Democrats shrank the committee led by Chair Maxine Waters (D-Calif.) after finding that its numbers — 60 members in the last Congress — were unwieldy. The largely white, male Republican side of the panel today has only one female member and two Hispanic men.

“Unfortunately, Speaker Pelosi’s decision earlier this year to shrink the size of the committee has forced a choice between seniority and diversity,” said Stephen Cote, a former GOP staff director for the Financial Services panel who is now a principal at the lobbying firm Mehlman Castagnetti.

Waters, who became head of the Financial Services Committee in 2019, created a diversity subcommittee and has focused her agenda on expanding economic opportunities for underserved communities.

Sessions looms large over the race because of his decades in Congress. He led the National Republican Congressional Committee and served as chair of the House Rules Committee before losing his long-time Dallas-area seat in 2018. He returned to Washington this year as the representative for a district covering Waco, Texas. He declined to be interviewed for this story before the Steering Committee made its decision.

Reps. Ralph Norman (R-S.C.) and Dan Meuser (R-Pa.) are also vying for the seat. Both are touting their business backgrounds, with Norman working for four decades as a real estate developer and Meuser serving as president of a manufacturing company before he was named Pennsylvania’s secretary of Revenue. Meuser is also making the case that the committee needs more representation from the Northeast.
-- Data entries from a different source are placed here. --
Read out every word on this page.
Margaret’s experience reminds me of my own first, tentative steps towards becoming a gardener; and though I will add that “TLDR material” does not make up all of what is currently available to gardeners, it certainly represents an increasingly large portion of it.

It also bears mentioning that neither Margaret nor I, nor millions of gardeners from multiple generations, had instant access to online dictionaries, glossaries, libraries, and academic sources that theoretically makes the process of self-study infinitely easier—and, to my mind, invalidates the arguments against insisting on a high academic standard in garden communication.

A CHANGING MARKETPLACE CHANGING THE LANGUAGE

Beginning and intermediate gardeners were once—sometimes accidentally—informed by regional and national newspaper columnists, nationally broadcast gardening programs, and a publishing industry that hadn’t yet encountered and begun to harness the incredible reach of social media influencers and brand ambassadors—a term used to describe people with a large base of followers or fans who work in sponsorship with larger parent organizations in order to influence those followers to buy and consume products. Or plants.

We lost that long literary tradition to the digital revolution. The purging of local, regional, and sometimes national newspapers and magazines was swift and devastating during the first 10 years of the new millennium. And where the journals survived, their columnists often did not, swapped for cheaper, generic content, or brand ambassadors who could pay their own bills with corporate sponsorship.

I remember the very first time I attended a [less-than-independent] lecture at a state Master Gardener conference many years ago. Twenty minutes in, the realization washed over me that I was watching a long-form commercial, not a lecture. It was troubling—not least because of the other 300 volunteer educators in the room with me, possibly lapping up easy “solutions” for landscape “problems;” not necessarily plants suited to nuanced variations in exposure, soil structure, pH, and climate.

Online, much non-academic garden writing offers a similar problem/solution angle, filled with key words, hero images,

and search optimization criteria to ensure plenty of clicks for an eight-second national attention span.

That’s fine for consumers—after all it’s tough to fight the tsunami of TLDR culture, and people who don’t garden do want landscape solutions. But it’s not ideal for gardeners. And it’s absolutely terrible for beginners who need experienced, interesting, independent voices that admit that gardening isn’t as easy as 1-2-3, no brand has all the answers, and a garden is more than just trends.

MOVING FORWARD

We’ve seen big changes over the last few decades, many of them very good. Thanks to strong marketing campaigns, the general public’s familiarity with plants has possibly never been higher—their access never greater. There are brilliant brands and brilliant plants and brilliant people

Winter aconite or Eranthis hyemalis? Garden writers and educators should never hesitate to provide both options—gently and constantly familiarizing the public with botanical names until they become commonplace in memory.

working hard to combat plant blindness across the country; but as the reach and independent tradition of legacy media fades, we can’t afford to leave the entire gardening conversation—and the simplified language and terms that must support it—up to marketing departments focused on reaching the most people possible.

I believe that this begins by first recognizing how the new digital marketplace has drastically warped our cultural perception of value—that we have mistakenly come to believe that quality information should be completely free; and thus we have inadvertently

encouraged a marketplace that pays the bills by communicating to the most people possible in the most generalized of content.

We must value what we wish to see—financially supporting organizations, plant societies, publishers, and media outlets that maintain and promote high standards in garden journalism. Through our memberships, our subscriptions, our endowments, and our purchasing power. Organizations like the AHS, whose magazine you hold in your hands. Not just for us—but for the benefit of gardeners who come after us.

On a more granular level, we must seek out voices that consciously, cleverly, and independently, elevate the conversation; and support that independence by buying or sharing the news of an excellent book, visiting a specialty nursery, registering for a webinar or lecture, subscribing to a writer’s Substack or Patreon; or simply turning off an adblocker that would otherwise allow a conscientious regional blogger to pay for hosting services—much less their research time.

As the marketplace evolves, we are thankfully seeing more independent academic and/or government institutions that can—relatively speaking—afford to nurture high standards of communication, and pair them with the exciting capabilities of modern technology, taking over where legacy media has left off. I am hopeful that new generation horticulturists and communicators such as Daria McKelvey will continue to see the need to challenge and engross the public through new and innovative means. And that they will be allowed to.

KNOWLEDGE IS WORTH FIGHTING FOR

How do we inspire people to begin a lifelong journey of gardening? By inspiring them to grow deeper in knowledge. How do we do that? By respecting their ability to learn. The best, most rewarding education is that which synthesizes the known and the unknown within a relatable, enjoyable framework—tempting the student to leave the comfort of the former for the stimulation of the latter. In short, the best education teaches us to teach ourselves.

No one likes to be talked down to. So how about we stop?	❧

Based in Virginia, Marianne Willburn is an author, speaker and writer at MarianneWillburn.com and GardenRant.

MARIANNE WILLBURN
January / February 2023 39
They’ll have to overcome bids by the more junior members Kim and Donalds, who were elected to Congress for the first time last November.

Kim is an immigrant who in 2020 was one of the first Korean-American women elected to the House. Before joining Congress and serving in the California State Assembly, she was an aide to now-retired Rep. Ed Royce (R-Calif.), who was a senior member of the Financial Services Committee. She also worked as a financial analyst and owned a women’s wear firm.

Kim would double the Financial Services Committee GOP’s female representation while also serving as its only Asian-American Republican and its only Western state Republican.

“I’ve made it very, very clear it’s important to have representation from the Western states,” she said in an interview. “It’s important because my district includes three counties — Orange, LA and San Bernardino counties — and we have tens of thousands of Asian American- and minority-owned small businesses, credit unions and financial institutions. But we don’t have voices or advocates to speak for them.”

Royce said his former committee would be well-served by adding Kim to its ranks.

“She’s an immigrant, she’s a mother, she hails from a Western state and she has experience in financial services,” he said. “I think you call that a grand slam.”

Before winning a House seat last year, Donalds worked in finance in Florida and served in the Florida House of Representatives. He is one of only two Black Republicans in the House, but he said diversity is not part of his pitch for the Financial Services Committee.

“I don’t get caught up in that stuff,” he said. “I let other people worry about that. The reason why I think I should be on is because I have the qualifications to be on. Somebody with my background in a lot of respects should be a shoe-in.”

Another argument in favor of Kim or Donalds is that either would likely get a significant Wall Street fundraising boost on the committee as Republicans look to hold onto their seats in the 2022 election. But Republicans are also increasingly bullish about winning back the House majority next year, which would give the freshmen another opportunity to serve.

“In the next 18 months, if they do their jobs well, all of them will be on the committee,” said Sam Geduldig, a former Republican House Financial Services staffer who is now co-CEO of lobbying firm CGCN.

Rep. Patrick McHenry (R-N.C.), the top Republican on Financial Services, said the GOP has “high quality, talented Republicans who will be a great addition to the committee.”

“It’s an embarrassment of riches,” he said.